# Fw Ork Half Track And New Decals



## bitsandkits (Mar 18, 2008)

http://www.forgeworld.co.uk/newsletters/Newsletter 215.htm

check out the valkyrie decals, they have huge Aquillas for the wings ,quite like the ork half track too



> Hi There,
> Forge World`s even more of a hive of activity than usual at the moment, and we`ve got loads of surprises on the way for you as well as the imminent arrival of our next Imperial Armour book. But first we have two great new transfer sheets for you, one for the Orks and the other for the Valkyrie and Vulture, as well as the first of what will be a fantastic new range of Forge World models for the Orks, our new Halftrakk kit.
> Thanks
> Alan Bligh
> ...


----------



## Daniel Harper (May 25, 2008)

Thanks for that or I surely would of missed it. Thats a great way for me to make different looking trukks and even some flak trucks.
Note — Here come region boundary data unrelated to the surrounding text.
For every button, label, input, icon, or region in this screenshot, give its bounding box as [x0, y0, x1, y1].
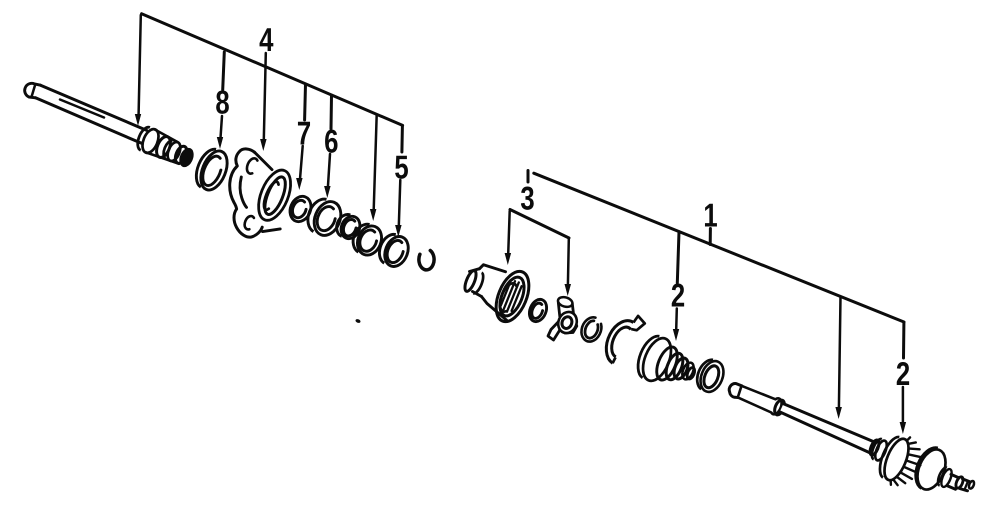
- housing bore inner C: [496, 281, 516, 313]
- axle bar left face: [738, 386, 742, 398]
- damper cluster bottom outline: [146, 152, 179, 163]
- spacer ring: [349, 221, 386, 259]
- washer: [333, 212, 363, 242]
- threaded tip top: [963, 479, 970, 482]
- right callout: tick above label 3: [527, 171, 530, 183]
- stub shaft bottom: [948, 486, 956, 489]
- leader line to label 6: [330, 95, 334, 129]
- stub ring: [954, 476, 964, 489]
- leader line to label 8: [223, 52, 225, 90]
- snap ring 5: [375, 231, 412, 270]
- spider snap ring: [578, 314, 605, 344]
- housing splines: [500, 279, 523, 313]
- shaft tip cap: [25, 83, 41, 97]
- axle bar wide section: [738, 386, 782, 415]
- boot ridge 2: [663, 351, 686, 382]
- leader line to label 7: [303, 84, 307, 120]
- flange to hub top edge: [255, 152, 272, 169]
- outer joint tooth band: [875, 434, 913, 484]
- joint neck ring: [936, 466, 954, 488]
- leader from diagonal to left label 2: [677, 232, 679, 283]
- arrow from bracket to CV housing: [508, 211, 510, 254]
- shaft tip step: [32, 85, 36, 97]
- long diagonal leader for label 1: [534, 173, 904, 322]
- bearing ring 8: [191, 145, 232, 193]
- boot ridge 3: [671, 356, 690, 381]
- arrow from diagonal to axle bar: [839, 297, 841, 408]
- flange plate outline: [230, 149, 262, 237]
- flange hub bore: [261, 174, 290, 217]
- arrow from 6 to ring: [328, 154, 330, 187]
- flange top ear hole: [245, 157, 258, 175]
- flange bore inner C: [261, 180, 279, 211]
- housing stub lip: [473, 273, 485, 295]
- joint collar: [868, 439, 880, 456]
- seal ring 7: [286, 193, 314, 225]
- shaft dynamic damper ring 2: [154, 135, 173, 160]
- boot ridge 1: [653, 344, 682, 383]
- label 2 (outer joint): [897, 362, 909, 385]
- housing mouth: [490, 267, 536, 327]
- flange hub face: [252, 166, 297, 225]
- leader from diagonal end to right label 2: [902, 323, 905, 359]
- stub shaft top: [951, 474, 959, 477]
- label 2 (boot): [672, 283, 684, 306]
- housing top edge: [480, 265, 506, 272]
- boot band clamp: [600, 309, 646, 369]
- outer joint ball dome: [910, 443, 952, 494]
- arrow from 4 to flange: [264, 53, 266, 140]
- housing bottom edge: [482, 297, 508, 322]
- label 3: [521, 186, 534, 209]
- tooth band ribs: [889, 437, 928, 493]
- flange plate inner edge: [240, 177, 246, 207]
- boot clamp (small, coil): [693, 356, 728, 395]
- tick from label 1 to diagonal: [709, 229, 712, 245]
- joint bell ring: [869, 437, 889, 462]
- damper cluster top outline: [155, 130, 178, 142]
- c-clip: [419, 251, 434, 270]
- label 4: [260, 28, 274, 51]
- arrow from diagonal to spacer ring: [374, 115, 377, 210]
- axle collar ring: [773, 399, 787, 417]
- tripod joint body: [548, 303, 577, 341]
- label 8: [216, 90, 229, 113]
- label 1: [705, 204, 717, 227]
- arrow from 7 to ring: [300, 146, 303, 179]
- shaft splined dark tip: [173, 145, 195, 168]
- shaft highlight line: [60, 100, 104, 118]
- axle bar (long): [780, 404, 874, 453]
- arrow from 2 to boot: [675, 309, 678, 331]
- label 5: [395, 156, 408, 179]
- axle bar tip: [729, 384, 742, 398]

Thanks.


----------



## TheKingElessar (Mar 31, 2009)

Thanks B&K, I was on the FW site, and somehow missed that, though I saw the Valk decals. I reckon the track looks almost identical to the BW one...a little disappointed by that.


----------



## Gog (May 27, 2009)

I love that Trukk, been looking for a way to have a slightly diffrent coupld for some of my new ones and that will do, bring on the Waaghmbulance (painboy trukk) and Shock Attack Trukk


----------



## tu_shan82 (Mar 7, 2008)

Those Valkyrie transfers look fucking amazing, I'm going to have to buy a sheet or two. +Rep for you.


----------



## ultramarine ultramad (Jul 13, 2009)

how do i see the transfers


----------



## normtheunsavoury (Mar 20, 2008)

ultramarine ultramad said:


> how do i see the transfers


Click on the link in the original post then click on the pics.


----------



## morfangdakka (Dec 31, 2006)

hte halftrakks are reallly nicely detailed. I think I will put them on my battlewagons just to give the battlewagons a lot nicer look. THe large ork transfer sheet looks really good as well with a ton of things that will be great for detailing all parts of my army.


----------